Early on a spring evening, as Gaetano was playing cards for small stakes in the back of Pileggi’s butcher shop in the square, his father appeared
unexpectedly and asked that Gaetano return home with him. Gaetano, who was now thirty-seven, looked up from his cards and frowned at his white-haired father. As Gaetano looked down to reconsider his cards with seeming concentration, Domenico took hold of the tablecloth and jerked it, sending several cards and glasses of wine to the floor. Without apologizing to the other men at the table, Domenico turned and walked out, ignoring the puzzled protests of the cardplayers. Caught in a silent struggle of indecision, Gaetano stared around the room without expression for a few moments; then he stood up and followed his father home, seething with anger.

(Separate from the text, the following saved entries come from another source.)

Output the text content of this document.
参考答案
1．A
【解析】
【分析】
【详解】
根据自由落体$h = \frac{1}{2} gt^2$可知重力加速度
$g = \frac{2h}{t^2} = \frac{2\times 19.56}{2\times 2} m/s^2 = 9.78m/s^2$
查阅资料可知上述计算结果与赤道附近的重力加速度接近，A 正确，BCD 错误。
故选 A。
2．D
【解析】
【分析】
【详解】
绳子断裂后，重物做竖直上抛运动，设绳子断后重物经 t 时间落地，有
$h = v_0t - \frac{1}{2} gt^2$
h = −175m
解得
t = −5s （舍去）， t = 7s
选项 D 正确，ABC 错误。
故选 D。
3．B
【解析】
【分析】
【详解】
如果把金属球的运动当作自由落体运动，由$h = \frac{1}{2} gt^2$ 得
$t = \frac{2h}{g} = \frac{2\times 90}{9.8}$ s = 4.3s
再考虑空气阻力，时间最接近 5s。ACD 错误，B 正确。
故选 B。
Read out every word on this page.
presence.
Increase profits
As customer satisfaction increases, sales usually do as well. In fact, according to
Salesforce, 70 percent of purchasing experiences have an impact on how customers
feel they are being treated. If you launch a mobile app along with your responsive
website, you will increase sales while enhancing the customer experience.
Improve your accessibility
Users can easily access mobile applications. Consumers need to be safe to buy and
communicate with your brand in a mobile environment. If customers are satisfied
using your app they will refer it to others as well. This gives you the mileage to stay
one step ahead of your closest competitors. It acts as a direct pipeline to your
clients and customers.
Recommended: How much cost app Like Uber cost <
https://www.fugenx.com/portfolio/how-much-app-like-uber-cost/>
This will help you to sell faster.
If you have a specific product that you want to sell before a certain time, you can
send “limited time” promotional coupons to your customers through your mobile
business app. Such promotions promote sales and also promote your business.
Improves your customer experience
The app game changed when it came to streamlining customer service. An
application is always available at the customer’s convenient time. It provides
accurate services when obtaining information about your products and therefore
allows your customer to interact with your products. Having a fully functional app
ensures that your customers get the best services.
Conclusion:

Several days later, during the Sunday-afternoon
passeggiata
, as Gaetano, in suit, white starched collar, sprucely knotted polka-dotted cravat, and homburg, walked arm in arm with a male friend, he was aware of a group of elderly men looking at him and speaking in what he sensed were hostile tones. They were gathered on wooden chairs around a table outside the café, and as he circled toward them with his friend a voice was raised toward him contemptuously: “Who do you think you are? You’re not a gentleman.”

Taking a few steps forward, Gaetano recognized a wizened and slightly intoxicated member of the Bongiovanni family, who years earlier had forfeited much of their baronial estate in an enforced sale to Gaetano’s father. Enraged, Gaetano charged toward the man, but his friend held him back. A few men in the café, mumbling words in Bongiovanni’s behalf, got up from their chairs, while other passersby stopped to watch. As Gaetano turned away from Bongiovanni, he knew that he was no longer in the right place. He had to return to America.